Now I'll press the M key to go ahead and switch back to the Rectangle Marquee tool. And here in Photoshop CS6, you can change the blend mode of multiple layers at a time like so, just by switching from Normal to Screen. In CS5 and earlier, you're going to have to apply that blend mode to each of the layers independently. All right, now theoretically you'd look over your artwork, make sure you're happy with its appearance. I'm not. Notice here inside the windshield that we have this ridiculous area of cyan over here on a left-hand side, which we're going to address right now, by scrolling down the list until you can see the Car layer and go ahead and click on it to select it. And let's add a new layer by pressing Ctrl+Shift+N or Command+Shift+N on the Mac.

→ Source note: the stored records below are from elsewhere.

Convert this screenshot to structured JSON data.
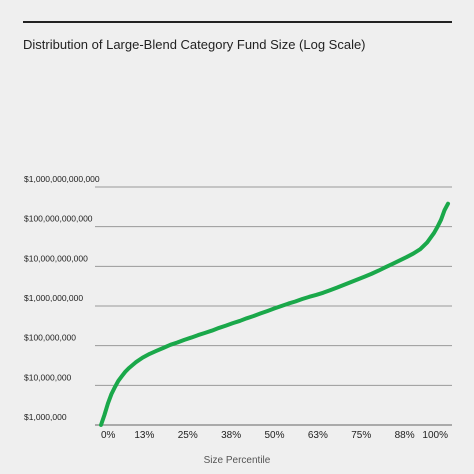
{
  "chart_data": {
    "type": "line",
    "title": "Distribution of Large-Blend Category Fund Size (Log Scale)",
    "xlabel": "Size Percentile",
    "ylabel": "",
    "x_tick_labels": [
      "0%",
      "13%",
      "25%",
      "38%",
      "50%",
      "63%",
      "75%",
      "88%",
      "100%"
    ],
    "x_tick_values": [
      0,
      12.5,
      25,
      37.5,
      50,
      62.5,
      75,
      87.5,
      100
    ],
    "xlim": [
      0,
      100
    ],
    "y_scale": "log",
    "y_tick_labels": [
      "$1,000,000",
      "$10,000,000",
      "$100,000,000",
      "$1,000,000,000",
      "$10,000,000,000",
      "$100,000,000,000",
      "$1,000,000,000,000"
    ],
    "y_tick_values": [
      1000000,
      10000000,
      100000000,
      1000000000,
      10000000000,
      100000000000,
      1000000000000
    ],
    "ylim": [
      1000000,
      1000000000000
    ],
    "grid": true,
    "line_color": "#1aa84a",
    "series": [
      {
        "x": [
          0,
          1,
          2,
          3,
          4,
          5,
          6,
          7,
          8,
          10,
          12,
          14,
          16,
          18,
          20,
          22,
          24,
          26,
          28,
          30,
          32,
          34,
          36,
          38,
          40,
          42,
          44,
          46,
          48,
          50,
          52,
          54,
          56,
          58,
          60,
          62,
          64,
          66,
          68,
          70,
          72,
          74,
          76,
          78,
          80,
          82,
          84,
          86,
          88,
          90,
          92,
          94,
          96,
          97,
          98,
          99,
          100
        ],
        "y": [
          1000000,
          1800000,
          3500000,
          6000000,
          9000000,
          13000000,
          17000000,
          22000000,
          27000000,
          38000000,
          50000000,
          62000000,
          74000000,
          88000000,
          105000000,
          120000000,
          140000000,
          160000000,
          185000000,
          210000000,
          240000000,
          280000000,
          320000000,
          370000000,
          420000000,
          490000000,
          560000000,
          650000000,
          750000000,
          870000000,
          1000000000,
          1150000000,
          1300000000,
          1500000000,
          1700000000,
          1900000000,
          2150000000,
          2500000000,
          2900000000,
          3400000000,
          4000000000,
          4700000000,
          5500000000,
          6500000000,
          7800000000,
          9500000000,
          11500000000,
          14000000000,
          17000000000,
          21000000000,
          27000000000,
          40000000000,
          70000000000,
          100000000000,
          150000000000,
          260000000000,
          380000000000
        ]
      }
    ]
  }
}
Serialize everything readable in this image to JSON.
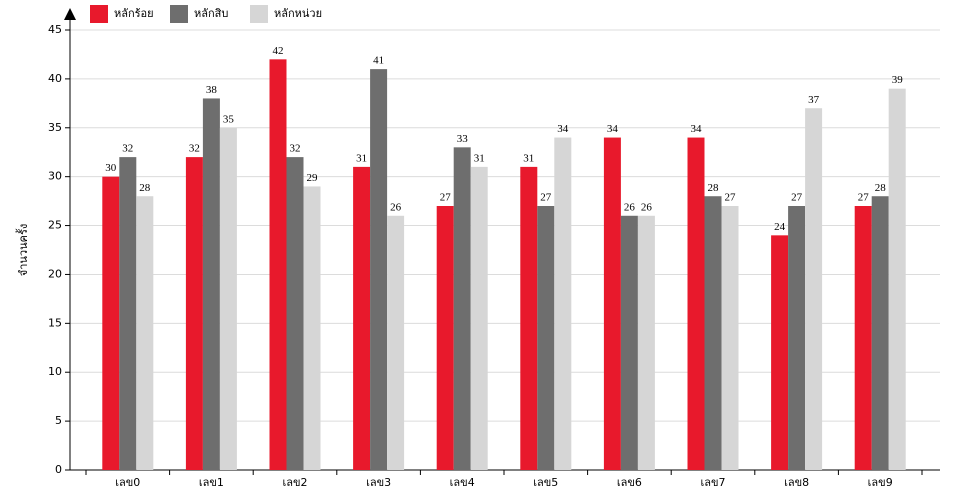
{
  "chart_data": {
    "type": "bar",
    "y_label": "จำนวนครั้ง",
    "categories": [
      "เลข0",
      "เลข1",
      "เลข2",
      "เลข3",
      "เลข4",
      "เลข5",
      "เลข6",
      "เลข7",
      "เลข8",
      "เลข9"
    ],
    "series": [
      {
        "name": "หลักร้อย",
        "color": "#e8192c",
        "values": [
          30,
          32,
          42,
          31,
          27,
          31,
          34,
          34,
          24,
          27
        ]
      },
      {
        "name": "หลักสิบ",
        "color": "#6e6e6e",
        "values": [
          32,
          38,
          32,
          41,
          33,
          27,
          26,
          28,
          27,
          28
        ]
      },
      {
        "name": "หลักหน่วย",
        "color": "#d6d6d6",
        "values": [
          28,
          35,
          29,
          26,
          31,
          34,
          26,
          27,
          37,
          39
        ]
      }
    ],
    "ylim": [
      0,
      45
    ],
    "yticks": [
      0,
      5,
      10,
      15,
      20,
      25,
      30,
      35,
      40,
      45
    ],
    "grid": true
  }
}
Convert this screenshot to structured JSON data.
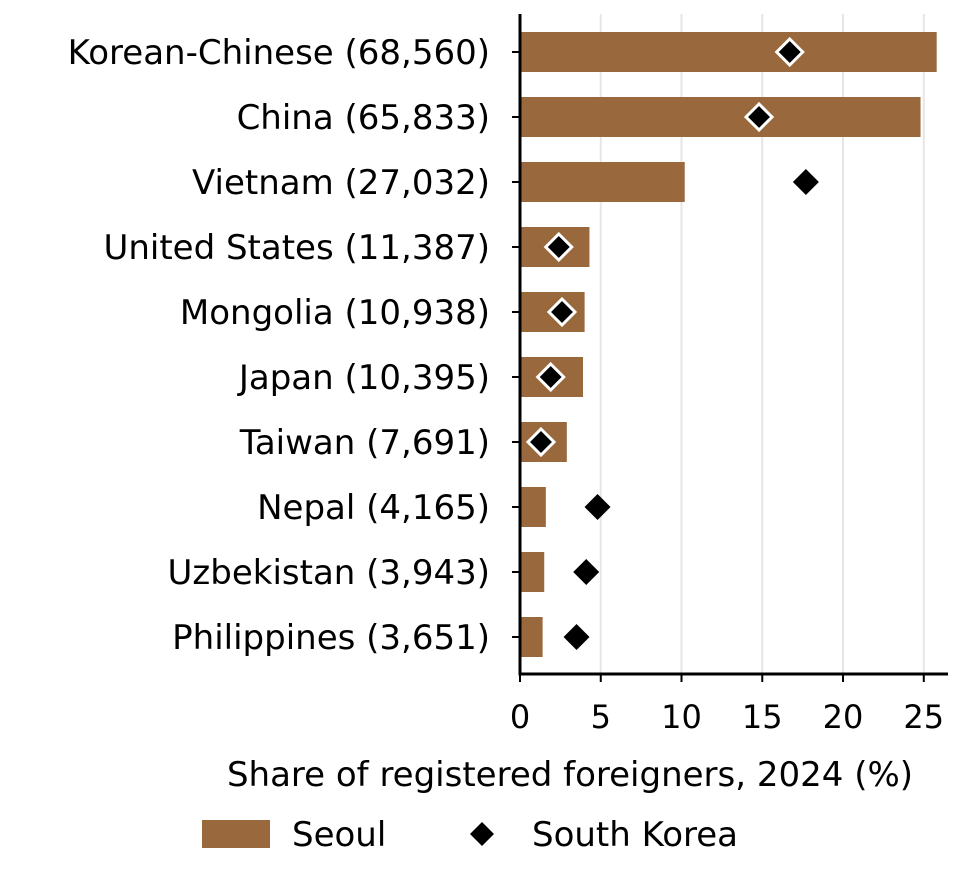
{
  "chart_data": {
    "type": "bar",
    "orientation": "horizontal",
    "categories": [
      "Korean-Chinese (68,560)",
      "China (65,833)",
      "Vietnam (27,032)",
      "United States (11,387)",
      "Mongolia (10,938)",
      "Japan (10,395)",
      "Taiwan (7,691)",
      "Nepal (4,165)",
      "Uzbekistan (3,943)",
      "Philippines (3,651)"
    ],
    "series": [
      {
        "name": "Seoul",
        "kind": "bar",
        "color": "#99693d",
        "values": [
          25.8,
          24.8,
          10.2,
          4.3,
          4.0,
          3.9,
          2.9,
          1.6,
          1.5,
          1.4
        ]
      },
      {
        "name": "South Korea",
        "kind": "marker",
        "marker": "diamond",
        "color": "#000000",
        "values": [
          16.7,
          14.8,
          17.7,
          2.4,
          2.6,
          1.9,
          1.3,
          4.8,
          4.1,
          3.5
        ]
      }
    ],
    "xlabel": "Share of registered foreigners, 2024 (%)",
    "ylabel": "",
    "xlim": [
      0,
      26.5
    ],
    "xticks": [
      "0",
      "5",
      "10",
      "15",
      "20",
      "25"
    ],
    "xtick_values": [
      0,
      5,
      10,
      15,
      20,
      25
    ],
    "grid": "vertical",
    "legend_placement": "bottom"
  }
}
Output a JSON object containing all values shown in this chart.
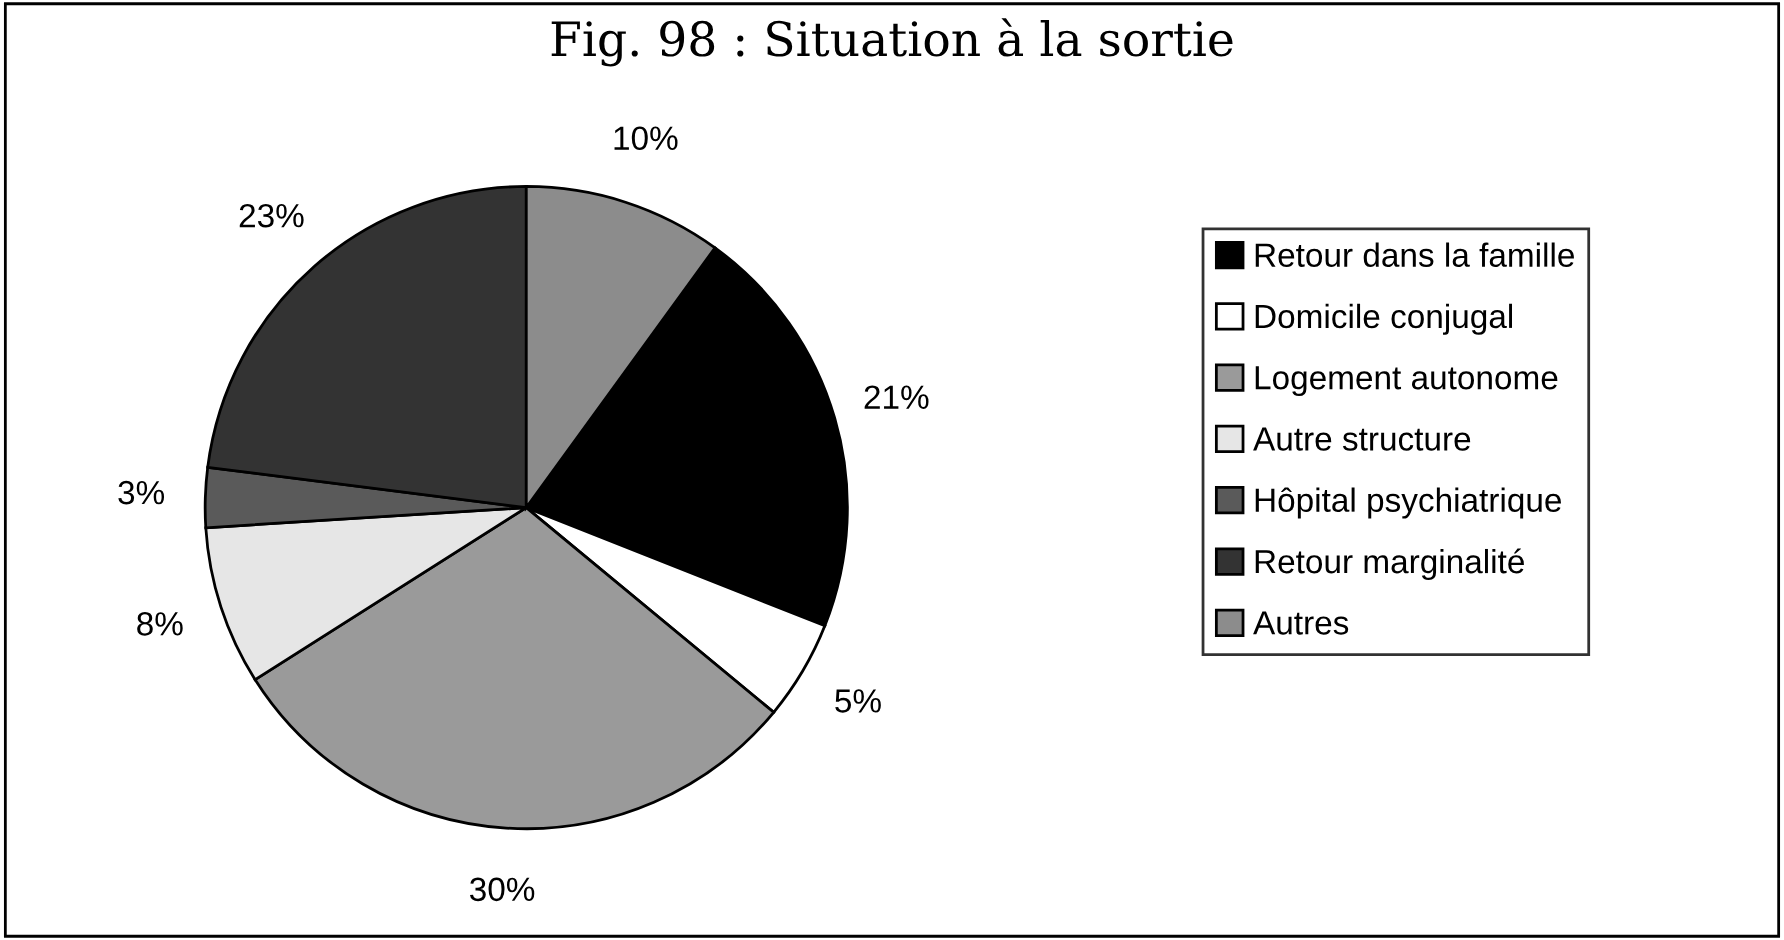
{
  "chart_data": {
    "type": "pie",
    "title": "Fig. 98 : Situation à la sortie",
    "categories": [
      "Retour dans la famille",
      "Domicile conjugal",
      "Logement autonome",
      "Autre structure",
      "Hôpital psychiatrique",
      "Retour marginalité",
      "Autres"
    ],
    "values": [
      21,
      5,
      30,
      8,
      3,
      23,
      10
    ],
    "value_labels": [
      "21%",
      "5%",
      "30%",
      "8%",
      "3%",
      "23%",
      "10%"
    ],
    "colors": [
      "#000000",
      "#ffffff",
      "#9a9a9a",
      "#e6e6e6",
      "#5a5a5a",
      "#333333",
      "#8c8c8c"
    ],
    "legend": "right"
  }
}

I'll call this layer "windshield" and notice that Use Previous Layer to Create Clipping Mask is already turned on, which is what we want, and that's because this layer is being sandwiched inside of this clipping mask, then click OK. I've already dialed in a color in advance: it's a Hue of 30, a Saturation of 15 and a Brightness of 35%. If you don't see the HSB values then select HSB sliders from the flyout menu. And then go ahead and grab the Gradient tool, which you can get by pressing the G key. You should still have that same foreground to transparent gradient selected. That's definitely what you want, and we want a linear gradient and so forth. I'll go ahead and press the Enter key or the Return key on the Mac in order to accept that change, and now I'll drag across the windshield about like so, in order to fill it with this gradient. That looks awful of course, because not only is the color incredibly ugly, but I'm filling in the headlights and so forth. But that's okay because I've created a path in advance for you.
If you go to the Paths panel, there is that windshield path. Go ahead and click on it to make it active. It's a quite a complicated little path, because I had to select around the windshield wipers, and then go back to the Layers panel, and now let's turn that path into a vector mask by dropping down to the Add Layer Mask icon at the bottom of the panel and Ctrl+Clicking on it here on the PC-- that would be a Command+Click on the Mac. And now I need to change the blend mode assigned to this layer to Multiply in order to create the final effect. And the reason I went, by the way, with this very ugly low-saturation brown was because it's the perfect color to defeat a brightly saturated cyan.
All right, that's it. The final step is to turn on this text layer that I've created for you in advance and that, friends, is how you go about turning a rotten little car, which we can see once again by Alt+Clicking on this eyeball, into a radical fiery muscle car here inside Photoshop.